I will make a point I made to Pádraig Ó Céidigh. Every Minister for Transport has been Dublin-based. The last one who was not was Noel Dempsey who got absolutely lambasted over the cost of Pier D. People said it was miles away and totally unnecessary and redundant. They said the same thing about Terminal 2. The figures from 2019 proved all of those critics wrong. I do not believe there is a capital city airport in Europe or in the world that has as greater ratio of passengers transiting to the population of the country as Dublin Airport. That might be something to explore. Heathrow is huge but six times the population of the UK, or even England, does not transit through it every year. As a country, we are enormously indebted to aviation. I made this point to Pádraig Ó Céidigh. Duty-free shopping was invented at Shannon Airport, as was Irish coffee. It was the last point one reached in Europe. It had a very interesting deal with the Soviet Union and Aeroflot with regard to refuelling at one point.

Shannon has to reinvent itself. Dublin is constantly reinventing itself. Thirty years ago, nobody knew where Dubai and Abu Dhabi were in terms of transit points. Dublin was becoming a mini Dubai in terms of pre-clearance going west. Dublin was used by people coming in from the UK, particularly, avoiding Heathrow, coming into Dublin and going west. I live in Dublin and Dublin Airport is my airport but it is more than that. It is the nation's main airport.
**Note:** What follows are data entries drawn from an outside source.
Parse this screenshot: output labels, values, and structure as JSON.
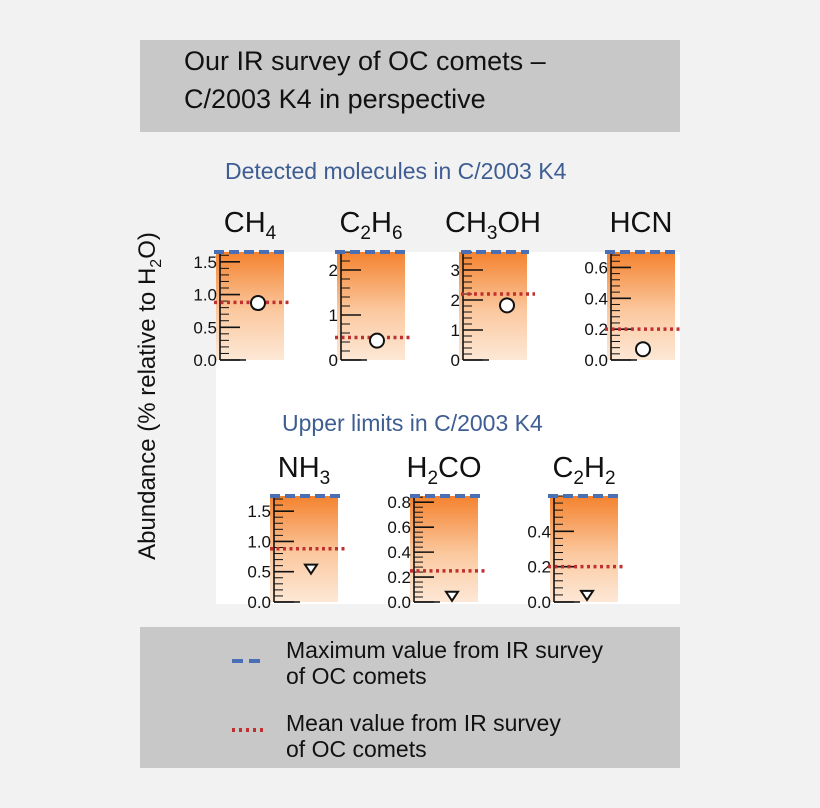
{
  "title": {
    "line1": "Our IR survey of OC comets –",
    "line2": "C/2003 K4 in perspective"
  },
  "ylabel": {
    "pre": "Abundance (% relative to H",
    "sub": "2",
    "post": "O)"
  },
  "sections": {
    "detected": "Detected molecules in C/2003 K4",
    "upper": "Upper limits in C/2003 K4"
  },
  "legend": {
    "max_line1": "Maximum value from IR survey",
    "max_line2": " of OC comets",
    "mean_line1": "Mean value from IR survey",
    "mean_line2": " of OC comets"
  },
  "colors": {
    "max": "#4a6fb5",
    "mean": "#c0302e",
    "gradient_top": "#f4822e",
    "gradient_bottom": "#fde8d6"
  },
  "chart_data": [
    {
      "type": "scatter",
      "molecule": "CH4",
      "label": [
        {
          "t": "CH"
        },
        {
          "t": "4",
          "sub": true
        }
      ],
      "section": "detected",
      "ylim": [
        0,
        1.65
      ],
      "ticks": [
        "0.0",
        "0.5",
        "1.0",
        "1.5"
      ],
      "tick_values": [
        0,
        0.5,
        1.0,
        1.5
      ],
      "value": 0.87,
      "error": [
        0.78,
        0.96
      ],
      "marker": "circle",
      "mean": 0.88,
      "max": 1.65
    },
    {
      "type": "scatter",
      "molecule": "C2H6",
      "label": [
        {
          "t": "C"
        },
        {
          "t": "2",
          "sub": true
        },
        {
          "t": "H"
        },
        {
          "t": "6",
          "sub": true
        }
      ],
      "section": "detected",
      "ylim": [
        0,
        2.4
      ],
      "ticks": [
        "0",
        "1",
        "2"
      ],
      "tick_values": [
        0,
        1,
        2
      ],
      "value": 0.43,
      "marker": "circle",
      "mean": 0.5,
      "max": 2.4
    },
    {
      "type": "scatter",
      "molecule": "CH3OH",
      "label": [
        {
          "t": "CH"
        },
        {
          "t": "3",
          "sub": true
        },
        {
          "t": "OH"
        }
      ],
      "section": "detected",
      "ylim": [
        0,
        3.6
      ],
      "ticks": [
        "0",
        "1",
        "2",
        "3"
      ],
      "tick_values": [
        0,
        1,
        2,
        3
      ],
      "value": 1.82,
      "marker": "circle",
      "mean": 2.2,
      "max": 3.6
    },
    {
      "type": "scatter",
      "molecule": "HCN",
      "label": [
        {
          "t": "HCN"
        }
      ],
      "section": "detected",
      "ylim": [
        0,
        0.7
      ],
      "ticks": [
        "0.0",
        "0.2",
        "0.4",
        "0.6"
      ],
      "tick_values": [
        0,
        0.2,
        0.4,
        0.6
      ],
      "value": 0.07,
      "marker": "circle",
      "mean": 0.2,
      "max": 0.7
    },
    {
      "type": "scatter",
      "molecule": "NH3",
      "label": [
        {
          "t": "NH"
        },
        {
          "t": "3",
          "sub": true
        }
      ],
      "section": "upper",
      "ylim": [
        0,
        1.75
      ],
      "ticks": [
        "0.0",
        "0.5",
        "1.0",
        "1.5"
      ],
      "tick_values": [
        0,
        0.5,
        1.0,
        1.5
      ],
      "value": 0.55,
      "marker": "triangle",
      "mean": 0.88,
      "max": 1.75
    },
    {
      "type": "scatter",
      "molecule": "H2CO",
      "label": [
        {
          "t": "H"
        },
        {
          "t": "2",
          "sub": true
        },
        {
          "t": "CO"
        }
      ],
      "section": "upper",
      "ylim": [
        0,
        0.85
      ],
      "ticks": [
        "0.0",
        "0.2",
        "0.4",
        "0.6",
        "0.8"
      ],
      "tick_values": [
        0,
        0.2,
        0.4,
        0.6,
        0.8
      ],
      "value": 0.05,
      "marker": "triangle",
      "mean": 0.25,
      "max": 0.85
    },
    {
      "type": "scatter",
      "molecule": "C2H2",
      "label": [
        {
          "t": "C"
        },
        {
          "t": "2",
          "sub": true
        },
        {
          "t": "H"
        },
        {
          "t": "2",
          "sub": true
        }
      ],
      "section": "upper",
      "ylim": [
        0,
        0.6
      ],
      "ticks": [
        "0.0",
        "0.2",
        "0.4"
      ],
      "tick_values": [
        0,
        0.2,
        0.4
      ],
      "value": 0.04,
      "marker": "triangle",
      "mean": 0.2,
      "max": 0.6
    }
  ]
}
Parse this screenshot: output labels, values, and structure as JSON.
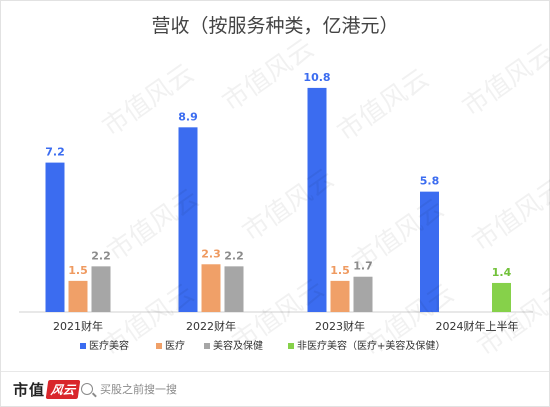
{
  "chart_data": {
    "type": "bar",
    "title": "营收（按服务种类，亿港元）",
    "categories": [
      "2021财年",
      "2022财年",
      "2023财年",
      "2024财年上半年"
    ],
    "series": [
      {
        "name": "医疗美容",
        "color": "#3b6cf0",
        "values": [
          7.2,
          8.9,
          10.8,
          5.8
        ]
      },
      {
        "name": "医疗",
        "color": "#f0a068",
        "values": [
          1.5,
          2.3,
          1.5,
          null
        ]
      },
      {
        "name": "美容及保健",
        "color": "#a6a6a6",
        "values": [
          2.2,
          2.2,
          1.7,
          null
        ]
      },
      {
        "name": "非医疗美容（医疗+美容及保健）",
        "color": "#86d14a",
        "values": [
          null,
          null,
          null,
          1.4
        ]
      }
    ],
    "label_colors": {
      "医疗美容": "#3b6cf0",
      "医疗": "#ef9a60",
      "美容及保健": "#8c8c8c",
      "非医疗美容（医疗+美容及保健）": "#72c23a"
    },
    "ylim": [
      0,
      12
    ],
    "grid": false,
    "legend": "bottom"
  },
  "watermark_text": "市值风云",
  "footer": {
    "logo_text": "市值",
    "logo_mark": "风云",
    "search_placeholder": "买股之前搜一搜"
  }
}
The DAA has a commercial mandate, I assume, whereby it must compete with Shannon. The witnesses would be accused of all kinds of anticompetitive, monopolistic or cartel-like behaviour if it did not. Equally, I would have thought, though the witnesses can disagree, that the competitors include Manchester, Birmingham, Edinburgh, Barcelona and all those airports which are not monster airports but are secondary in terms of passenger numbers. They are the 30 million or 40 million passenger airports, rather than the 120 million or 200 million in Istanbul or wherever. Geography plays a part.

Aviation is critical to Ireland's recovery and success. It is a huge employer with aircraft leasing and everything else. I suppose the ask for us as policymakers, politicians and legislators is that we explore the issue of the Commission for Aviation Regulation versus the IAA. We have a briefing about the air navigation Bill in the next hour. The issue is as to the reason for "the treacle", which is not a phrase I have heard used before but is apt to describe the slowing down of things through bureaucracy. Other than that, what asks do the witnesses have of us as politicians?

The DAA is an enormous contributor to Fingal's rates bill and Fingal benefits enormously from its existence. Where do witnesses see the growth? Is it the US, Europe or the Middle East and the east? What airlines is it? Is it Aer Lingus, Ryanair or lots of other airlines? I knew they have to be commercially sensitive but what competitor airports are the witnesses most worried about? I mentioned Manchester. I would be concerned about the Aer Lingus deal. Planes that would have flown out of Dublin to the US are now flying out of Manchester. Are there other concerns about what is coming along and trying to steal our business?

Many airlines have downsized and parked aircrafts in deserts. Some of them will never come back out of deserts. Are the witnesses concerned that some airlines that flew into Dublin have smaller fleets and Dublin might be towards the bottom of the queue? How do we get back up the queue in terms of airlines' reallocation of aircraft?